CY: That would be my big dream for Moore! And you know how we get there?
CY: We’d have to raise enough money to make the endowment so large that we have the resources to provide tuition for every student. So that would mean we need major philanthropic input. That’s actually a beautiful goal.
KF: Honestly my goal for Moore in the future is just to be more accommodating to the students. I want it to be a very student-run school, so when everybody looks at Moore they don’t see another institution, they see a school where the students are comfortable and proud to thrive here, as opposed to feeling oppressed by an institution, which I think you would see at a major university.
CY: I think that is so true.
KF: I don’t want the focus to be constantly a stress about finances, I want it to be stress about midterms. [laughter] That’s a stress I can live with, not whether or not I can even attend.
CY: That’s a great dream.
What is your advice for future Moore students?
KF: If you don’t have confidence in yourself, gain it. [laughter] People are not here for no reason.
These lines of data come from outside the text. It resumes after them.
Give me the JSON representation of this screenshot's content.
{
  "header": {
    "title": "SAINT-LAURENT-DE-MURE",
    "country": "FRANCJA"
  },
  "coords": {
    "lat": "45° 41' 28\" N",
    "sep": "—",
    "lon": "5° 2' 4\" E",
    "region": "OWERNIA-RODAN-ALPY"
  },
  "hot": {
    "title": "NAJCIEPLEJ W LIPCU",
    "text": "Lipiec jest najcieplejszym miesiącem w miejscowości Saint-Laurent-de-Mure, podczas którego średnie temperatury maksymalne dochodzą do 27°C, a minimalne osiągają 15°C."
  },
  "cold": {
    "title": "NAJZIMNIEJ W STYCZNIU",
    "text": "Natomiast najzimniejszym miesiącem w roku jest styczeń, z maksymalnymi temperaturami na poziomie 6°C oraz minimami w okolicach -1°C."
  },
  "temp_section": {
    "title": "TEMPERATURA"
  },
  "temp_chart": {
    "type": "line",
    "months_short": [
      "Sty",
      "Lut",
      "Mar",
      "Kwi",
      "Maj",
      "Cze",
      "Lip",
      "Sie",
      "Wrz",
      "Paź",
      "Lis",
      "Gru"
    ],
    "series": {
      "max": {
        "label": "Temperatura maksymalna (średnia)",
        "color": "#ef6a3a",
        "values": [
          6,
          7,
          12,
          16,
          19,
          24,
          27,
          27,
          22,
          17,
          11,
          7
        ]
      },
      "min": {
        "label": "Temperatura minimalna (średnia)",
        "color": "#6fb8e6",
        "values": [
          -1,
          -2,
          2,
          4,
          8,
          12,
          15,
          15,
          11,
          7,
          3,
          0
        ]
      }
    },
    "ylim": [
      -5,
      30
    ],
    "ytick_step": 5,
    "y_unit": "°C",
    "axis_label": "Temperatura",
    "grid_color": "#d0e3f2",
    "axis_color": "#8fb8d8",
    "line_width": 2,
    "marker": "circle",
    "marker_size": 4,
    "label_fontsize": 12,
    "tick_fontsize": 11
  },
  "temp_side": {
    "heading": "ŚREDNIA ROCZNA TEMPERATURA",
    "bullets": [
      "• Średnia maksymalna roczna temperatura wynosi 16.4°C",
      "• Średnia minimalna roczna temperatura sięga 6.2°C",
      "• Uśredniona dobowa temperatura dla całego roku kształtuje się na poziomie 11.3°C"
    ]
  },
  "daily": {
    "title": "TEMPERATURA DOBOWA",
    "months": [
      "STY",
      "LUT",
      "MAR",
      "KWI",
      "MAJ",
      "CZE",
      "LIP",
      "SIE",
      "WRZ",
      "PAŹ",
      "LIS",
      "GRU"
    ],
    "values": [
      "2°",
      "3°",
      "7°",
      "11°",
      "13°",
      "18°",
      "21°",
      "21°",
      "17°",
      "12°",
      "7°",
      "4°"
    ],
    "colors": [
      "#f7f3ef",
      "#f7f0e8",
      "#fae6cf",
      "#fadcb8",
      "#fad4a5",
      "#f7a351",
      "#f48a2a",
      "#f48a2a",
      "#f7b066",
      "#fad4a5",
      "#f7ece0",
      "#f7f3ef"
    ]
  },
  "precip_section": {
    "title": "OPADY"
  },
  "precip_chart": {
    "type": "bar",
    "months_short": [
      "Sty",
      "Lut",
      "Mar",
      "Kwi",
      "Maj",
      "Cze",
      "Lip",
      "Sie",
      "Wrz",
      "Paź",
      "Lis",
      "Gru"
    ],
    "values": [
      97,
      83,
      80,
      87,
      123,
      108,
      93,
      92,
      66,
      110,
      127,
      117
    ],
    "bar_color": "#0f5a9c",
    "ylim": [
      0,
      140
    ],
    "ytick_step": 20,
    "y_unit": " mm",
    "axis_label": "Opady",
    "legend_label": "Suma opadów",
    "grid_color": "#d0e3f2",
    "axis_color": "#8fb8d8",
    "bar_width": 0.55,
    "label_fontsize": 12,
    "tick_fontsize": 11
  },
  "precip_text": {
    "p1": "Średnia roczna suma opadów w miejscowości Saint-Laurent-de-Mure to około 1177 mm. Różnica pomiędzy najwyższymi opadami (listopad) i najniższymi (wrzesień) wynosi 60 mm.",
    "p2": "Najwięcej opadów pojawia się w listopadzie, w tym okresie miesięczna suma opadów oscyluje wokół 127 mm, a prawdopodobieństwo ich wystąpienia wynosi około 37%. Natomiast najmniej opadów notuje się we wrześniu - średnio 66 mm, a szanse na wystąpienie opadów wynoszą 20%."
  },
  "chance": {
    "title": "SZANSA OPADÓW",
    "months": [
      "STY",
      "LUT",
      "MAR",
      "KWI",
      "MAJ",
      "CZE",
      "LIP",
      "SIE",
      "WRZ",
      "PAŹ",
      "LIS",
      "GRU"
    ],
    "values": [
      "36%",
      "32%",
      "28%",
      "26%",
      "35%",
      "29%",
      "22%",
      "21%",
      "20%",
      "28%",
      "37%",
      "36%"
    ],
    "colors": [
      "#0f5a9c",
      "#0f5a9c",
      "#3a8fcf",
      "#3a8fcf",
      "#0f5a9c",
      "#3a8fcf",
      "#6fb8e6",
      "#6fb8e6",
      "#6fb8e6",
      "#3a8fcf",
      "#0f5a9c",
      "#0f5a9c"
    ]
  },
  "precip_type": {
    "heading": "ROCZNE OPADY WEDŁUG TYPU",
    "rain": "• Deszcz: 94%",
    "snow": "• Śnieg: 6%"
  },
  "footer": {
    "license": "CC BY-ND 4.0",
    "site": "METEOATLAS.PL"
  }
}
There’s got to be something within you that wants it. Whether it be that degree, an evolution in your own work or a progress within yourself. Something in you has to want something out of this, or you’ll get nothing out of anything. That goes for any school, but my advice to a Moore student is take into account your own talent—don’t blow up your head too big! But believe in yourself and stay consistent. Make time for you mentally but definitely stay on it. Stay on your assignments because the last thing you want to do is go “that can wait” because it can never wait. It can never wait, not with these classes. This is an art school, not a university.
CY: Also, there’s no substitute for time in an artistic process.
KF: Not at all.
CY: You can’t just *snap*
KF: Yep and we do have homework so the same amount of time that you put into class is the same amount of time you have to put out of the class.
CY: What is your advice for me as the new president of Moore?
KF: I don’t know, you’re doing a really great job so far, everybody likes you.
CY: Aw thank you!
KF: Keep being the people person that you are. You’re so engaging and you’re always right there and ready to help and do something about something. That’s what people really love about you, so if you can stay consistent with that, I feel like we’ll really get the ball rolling on things. I feel like you’re a great asset and you’re really helping a lot of people, me included, so keep doing what you’re doing. When you hear there’s need, keep being a superhero.
CY: That’s very good advice Kia, thank you.